Markets have largely ignored President Donald Trump’s continual escalation of a trade war with China. But they may be making a mistake.

Lorenzo Bini Smaghi, Chairman of Societe Generale, told CNBC last week financial markets should pay more attention to trade tensions between the world’s two largest economies. According to the network:

“I don’t think a trade war is very good, said Bini Smaghi, an Italian economist and former European Central Bank board member. He acknowledged there is a need to “put pressure on China to liberalize.”

However, the world’s two largest economies need to find a way to resolve their trade dispute before it spills over and drags down global growth, Bini Smaghi told “Squawk Box.”

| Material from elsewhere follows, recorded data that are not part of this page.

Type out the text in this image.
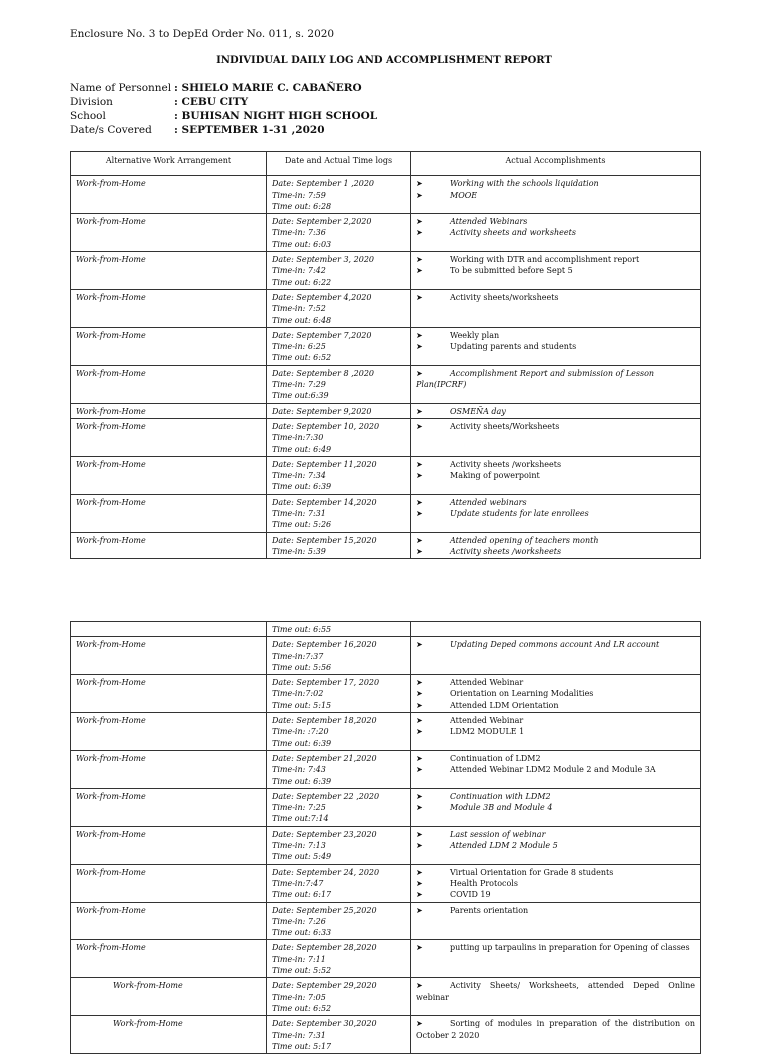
Enclosure No. 3 to DepEd Order No. 011, s. 2020
INDIVIDUAL DAILY LOG AND ACCOMPLISHMENT REPORT
Name of Personnel : SHIELO MARIE C. CABAÑERO
Division	: CEBU CITY
School	: BUHISAN NIGHT HIGH SCHOOL
Date/s Covered : SEPTEMBER 1-31 ,2020
Alternative Work Arrangement	Date and Actual Time logs	Actual Accomplishments
Work-from-Home	Date: September 1 ,2020
Time-in: 7:59
Time out: 6:28	➤ Working with the schools liquidation
➤ MOOE

Work-from-Home	Date: September 2,2020
Time-in: 7:36
Time out: 6:03	➤ Attended Webinars
➤ Activity sheets and worksheets

Work-from-Home	Date: September 3, 2020
Time-in: 7:42
Time out: 6:22	➤ Working with DTR and accomplishment report
➤ To be submitted before Sept 5

Work-from-Home	Date: September 4,2020
Time-in: 7:52
Time out: 6:48	➤ Activity sheets/worksheets

Work-from-Home	Date: September 7,2020
Time-in: 6:25
Time out: 6:52	➤ Weekly plan
➤ Updating parents and students

Work-from-Home	Date: September 8 ,2020
Time-in: 7:29
Time out:6:39	➤ Accomplishment Report and submission of Lesson Plan(IPCRF)

Work-from-Home	Date: September 9,2020	➤ OSMEÑA day

Work-from-Home	Date: September 10, 2020
Time-in:7:30
Time out: 6:49	➤ Activity sheets/Worksheets

Work-from-Home	Date: September 11,2020
Time-in: 7:34
Time out: 6:39	➤ Activity sheets /worksheets
➤ Making of powerpoint

Work-from-Home	Date: September 14,2020
Time-in: 7:31
Time out: 5:26	➤ Attended webinars
➤ Update students for late enrollees

Work-from-Home	Date: September 15,2020
Time-in: 5:39	➤ Attended opening of teachers month
➤ Activity sheets /worksheets

	Time out: 6:55	

Work-from-Home	Date: September 16,2020
Time-in:7:37
Time out: 5:56	➤ Updating Deped commons account And LR account

Work-from-Home	Date: September 17, 2020
Time-in:7:02
Time out: 5:15	➤ Attended Webinar
➤ Orientation on Learning Modalities
➤ Attended LDM Orientation

Work-from-Home	Date: September 18,2020
Time-in: :7:20
Time out: 6:39	➤ Attended Webinar
➤ LDM2 MODULE 1

Work-from-Home	Date: September 21,2020
Time-in: 7:43
Time out: 6:39	➤ Continuation of LDM2
➤ Attended Webinar LDM2 Module 2 and Module 3A

Work-from-Home	Date: September 22 ,2020
Time-in: 7:25
Time out:7:14	➤ Continuation with LDM2
➤ Module 3B and Module 4

Work-from-Home	Date: September 23,2020
Time-in: 7:13
Time out: 5:49	➤ Last session of webinar
➤ Attended LDM 2 Module 5

Work-from-Home	Date: September 24, 2020
Time-in:7:47
Time out: 6:17	➤ Virtual Orientation for Grade 8 students
➤ Health Protocols
➤ COVID 19

Work-from-Home	Date: September 25,2020
Time-in: 7:26
Time out: 6:33	➤ Parents orientation

Work-from-Home	Date: September 28,2020
Time-in: 7:11
Time out: 5:52	➤ putting up tarpaulins in preparation for Opening of classes

Work-from-Home	Date: September 29,2020
Time-in: 7:05
Time out: 6:52	➤ Activity Sheets/ Worksheets, attended Deped Online webinar

Work-from-Home	Date: September 30,2020
Time-in: 7:31
Time out: 5:17	➤ Sorting of modules in preparation of the distribution on October 2 2020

“If it gets worse, the whole world economy is going to slow down,” said the chairman of SocGen, the Paris-based banking giant.

Trump last week announced tariffs of 10 percent on $200 billion worth of Chinese goods, rising to 25 percent at the end of the year. Chinese officials say they will levy retaliatory tariffs on $60 billion worth of U.S. goods.

“This round of tariffs is going to cause even more damage for US companies,” William Zarit, chairman of the American Chamber of Commerce in China, told CNN Money.

The concern of business leaders, though, isn’t likely to sway Trump, according to Politico, which interviewed former advisor Steve Bannon.

According to Politico:

Bannon said the aim was not just to force China to give up on its “unfair trade practices” – the ultimate goal was to “re-industrialise America” because manufacturing was the core of a nation’s power.

He also took aim at the “Made in China 2025” plan – an attempt by Beijing to catch up with the West in 10 key technology sectors, saying China was using generous government support to reduce its reliance on the West for future technology.

Bannon, who claimed to have helped Trump draw up the trade war plan, said that in the past, tariffs had been limited to imports of between roughly US$10 billion and US$30 billion but the sheer magnitude of the more than US$500 billion in question this time had “caught Beijing off guard.”